Die "Werkstatt der Grenzfragen" der Adam-Mickiewicz- Universität Posen wurde vom Senat der Universität errichtet, um in dem "freien Raum"
zwischen den Fakultäten, sowie an den Grenzen einzelner Wissenschaften, zwischen den besonders gewagten Fragen, Anschauungen und Weltbildern nach Möglichkeiten neuer Forschungsentwürfe und zugleich nach Beginn der (verschiedene Personen und Weltbilder verbindenden) Dialoge Ausschau zu halten.

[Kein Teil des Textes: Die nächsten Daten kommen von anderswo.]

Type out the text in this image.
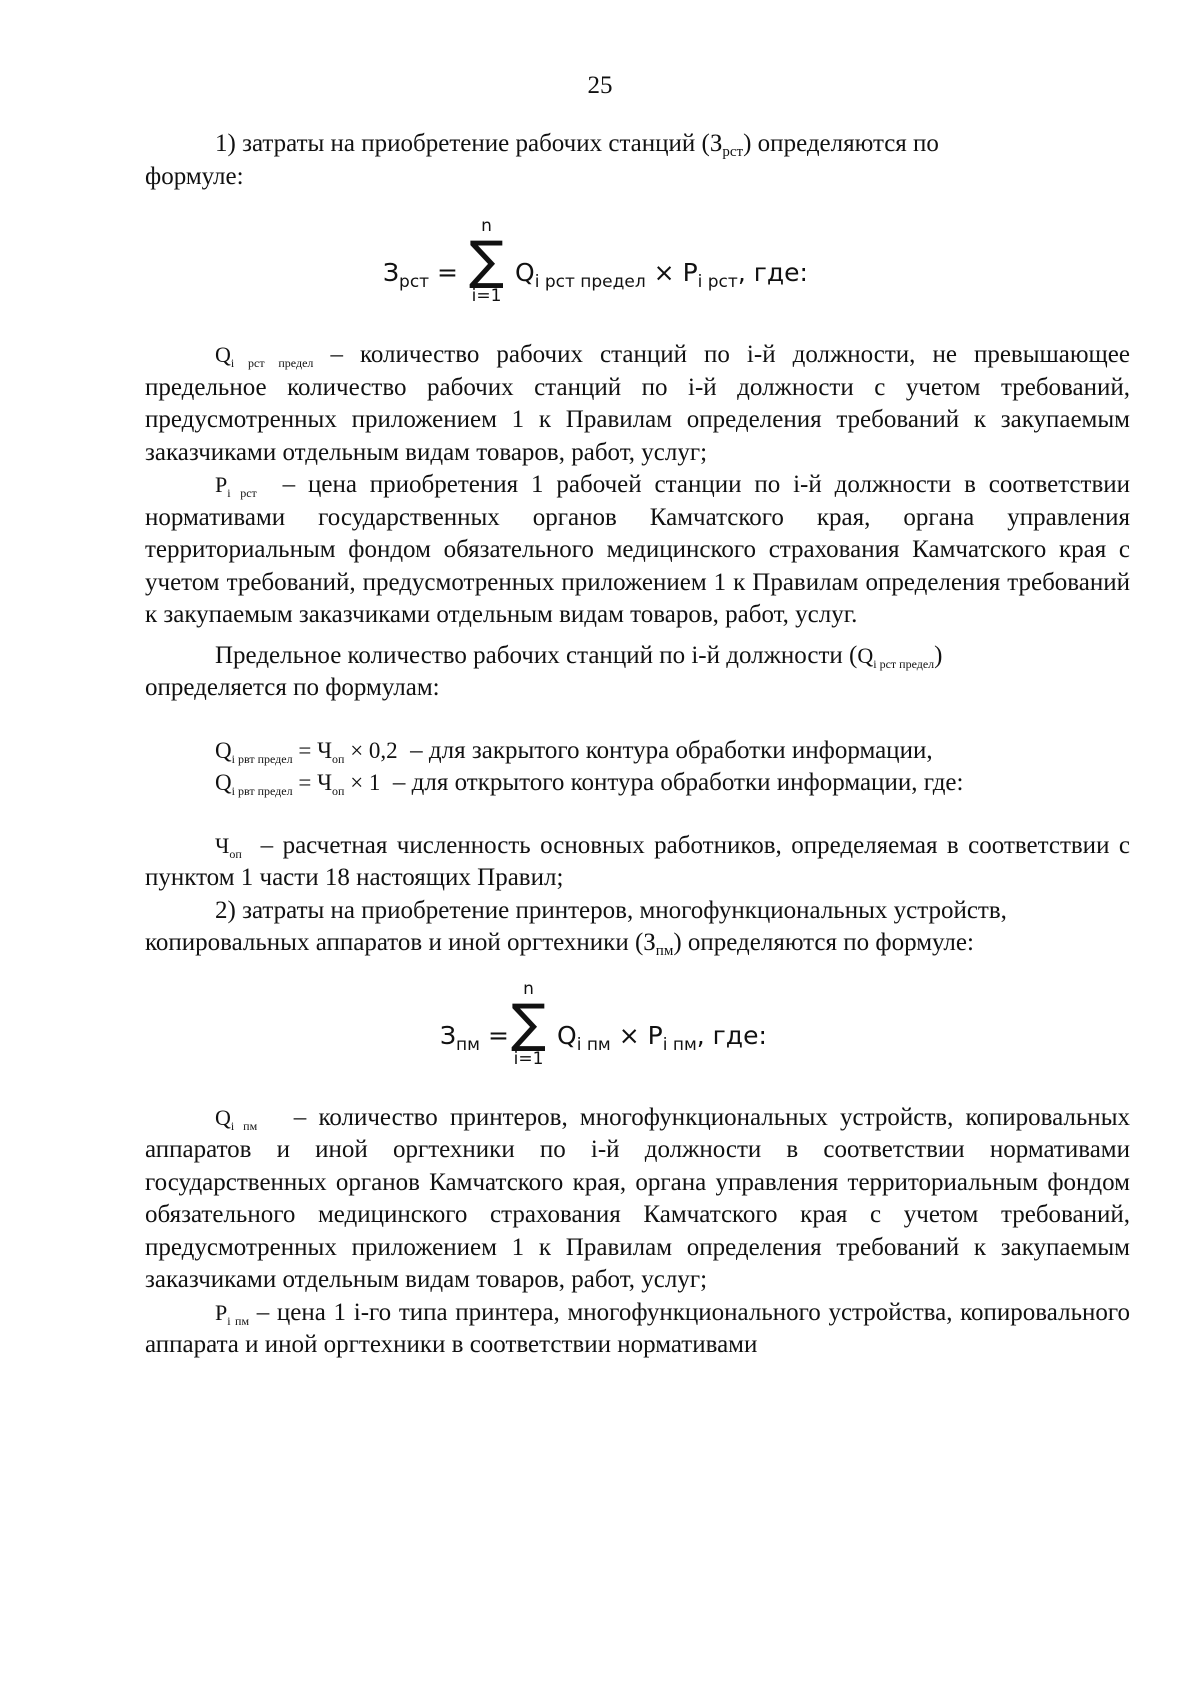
25

1) затраты на приобретение рабочих станций $(З_{рст})$ определяются по
формуле:

$З_{рст}$ =
n
∑
i=1
$Q_{i рст предел} \times P_{i рст}$, где:

$Q_{i рст предел}$ – количество рабочих станций по i-й должности, не превышающее предельное количество рабочих станций по i-й должности с учетом требований, предусмотренных приложением 1 к Правилам определения требований к закупаемым заказчиками отдельным видам товаров, работ, услуг;

$P_{i рст}$ – цена приобретения 1 рабочей станции по i-й должности в соответствии нормативами государственных органов Камчатского края, органа управления территориальным фондом обязательного медицинского страхования Камчатского края с учетом требований, предусмотренных приложением 1 к Правилам определения требований к закупаемым заказчиками отдельным видам товаров, работ, услуг.

Предельное количество рабочих станций по i-й должности $(Q_{i рст предел})$
определяется по формулам:

$Q_{i рвт предел} = Ч_{оп} \times 0,2$ – для закрытого контура обработки информации,

$Q_{i рвт предел} = Ч_{оп} \times 1$ – для открытого контура обработки информации, где:

$Ч_{оп}$ – расчетная численность основных работников, определяемая в соответствии с пунктом 1 части 18 настоящих Правил;

2) затраты на приобретение принтеров, многофункциональных устройств,
копировальных аппаратов и иной оргтехники $(З_{пм})$ определяются по формуле:

$З_{пм}$ =
n
∑
i=1
$Q_{i пм} \times P_{i пм}$, где:

$Q_{i пм}$ – количество принтеров, многофункциональных устройств, копировальных аппаратов и иной оргтехники по i-й должности в соответствии нормативами государственных органов Камчатского края, органа управления территориальным фондом обязательного медицинского страхования Камчатского края с учетом требований, предусмотренных приложением 1 к Правилам определения требований к закупаемым заказчиками отдельным видам товаров, работ, услуг;

$P_{i пм}$ – цена 1 i-го типа принтера, многофункционального устройства, копировального аппарата и иной оргтехники в соответствии нормативами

Die "Werkstatt" ist eine verhältnismassig kleine Forschungsgruppe, die sich für eine mögliche Zusammenarbeit von allen Seiten offen halten will.
Ist es möglich, eine Plattform für gemeinsame Fragen, Gespräche, Vorträge, Seminare und Diskussionen zu Grundfragen unseres Weltbildes und unseres Platzes in der Welt zu erschaffen – für diejenigen, die ihre Weltanschauungen nicht teilen und nicht teilen sollen?
Der Ausgangspunkt des Projekts der Werkstatt der Grenzfragen ist das Bewusstsein der zunehmenden Schwierigkeit, die Welt, wie wir sie erkennen, als ein Ganzes zu denken. Wir sind an einem Punkt, wo gleichzeitig:
– sich fast alle Möglichkeiten der modernen Wissenschaftsausübung zeigen, insbesondere die technologischen, und zugleich deutlich wird, dass ihre Konsequenzen für den Menschen kaum vorherzusehen sind;
– die Möglichkeit einer anderen Weltsicht durchschimmert, einer anderen Auffassung dessen, wie uns die Welt und unser Leben gegeben sind, und damit auch die Chance erscheint, dass wir mit dem Gefährlichen oder dem bloß Misslungenen besser umgehen lernen;
– bei dem für jede Wissenschaft grundlegenden Versuch, die Welt als ein Ganzes zu denken, die bereits angesprochene Schwierigkeit entsteht.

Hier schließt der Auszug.